Why did you become a police support volunteer? The role chose me.  In 2009, I found out that three local police officers were learning British Sign Language (BSL) and I asked if I could meet them to help them get some practice with a friendly deaf person.  Things took off from there and I now volunteer for varying amounts of hours each month.

What skills do you bring to the role and what does your work involve? The role I provide is to provide professional support to Herts Police ‘PLOD’, which stands for ‘Police Link Officers for the Deaf’. The support is varied and I try to help break down the barriers of communication between police and the deaf community and improve access to police services.

The skills I bring are my life experience as a deaf person who uses British Sign Language, along with my professional experience and qualifications as a BSL teacher and deaf awareness trainer.  I also have long-term experience in using Microsoft Office.

What have you gained from being a volunteer? It has been a genuine education to work with police officers and find out what their jobs are really like.  They have some very interesting stories because they meet such a range of people from all walks of life, often at moments of great stress.

What is the reality of volunteering like compared to what you had expected? I was so pleased to be able to make a difference, and contribute on a professional level.  With the PLOD team, I felt valued and appreciated.

I was surprised and delighted to find that the police have a terrific sense of humour about their job, and they are also the most helpful and kind people you could ever hope to meet.  They are trained and encouraged to be helpful.  Many of them join because they want to help people.
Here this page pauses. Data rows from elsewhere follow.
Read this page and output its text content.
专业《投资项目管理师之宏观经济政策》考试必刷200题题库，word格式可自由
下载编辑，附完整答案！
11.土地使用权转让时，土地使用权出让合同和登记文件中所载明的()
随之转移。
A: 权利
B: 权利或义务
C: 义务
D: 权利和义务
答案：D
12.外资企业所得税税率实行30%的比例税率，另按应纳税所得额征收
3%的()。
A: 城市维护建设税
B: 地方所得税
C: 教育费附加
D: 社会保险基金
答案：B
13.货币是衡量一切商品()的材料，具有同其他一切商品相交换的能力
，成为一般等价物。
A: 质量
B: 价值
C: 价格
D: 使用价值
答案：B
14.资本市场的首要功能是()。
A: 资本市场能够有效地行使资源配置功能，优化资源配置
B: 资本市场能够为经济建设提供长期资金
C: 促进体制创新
What is your proudest achievement as a volunteer? I am extremely proud of the Online Deaf Awareness package we produced for police officers, in association with a charity called Signature, which promotes better communication between deaf and hearing people.  This was a real labour of love and represents many hundreds of hours of voluntary work by the police officers in the PLOD team and myself. This work was to help police officers better understand the needs of the deaf community and to be able to communicate better with them.

I’m also proud of the way I have been able to help ensure that police processes are accessible and suitable for deaf people. For instance my input led to a change in the ways in which deaf people can contact the police for non-urgent issues and changes to booking-in procedures in custody centres.  The Constabulary has been praised by the deaf community because of these changes and other forces have approached them for best practice advice.

What is the best thing about volunteering? The camaraderie.   The PLOD team and I always have a good laugh when we get together.

What’s the biggest challenge? To keep PLOD going under the current austerity regime, when police resources are so finite and demand on the Constabulary is so great.

What advice would you give to someone considering volunteering for the police? Go for it.  Try every opportunity that offers itself and keep an open mind.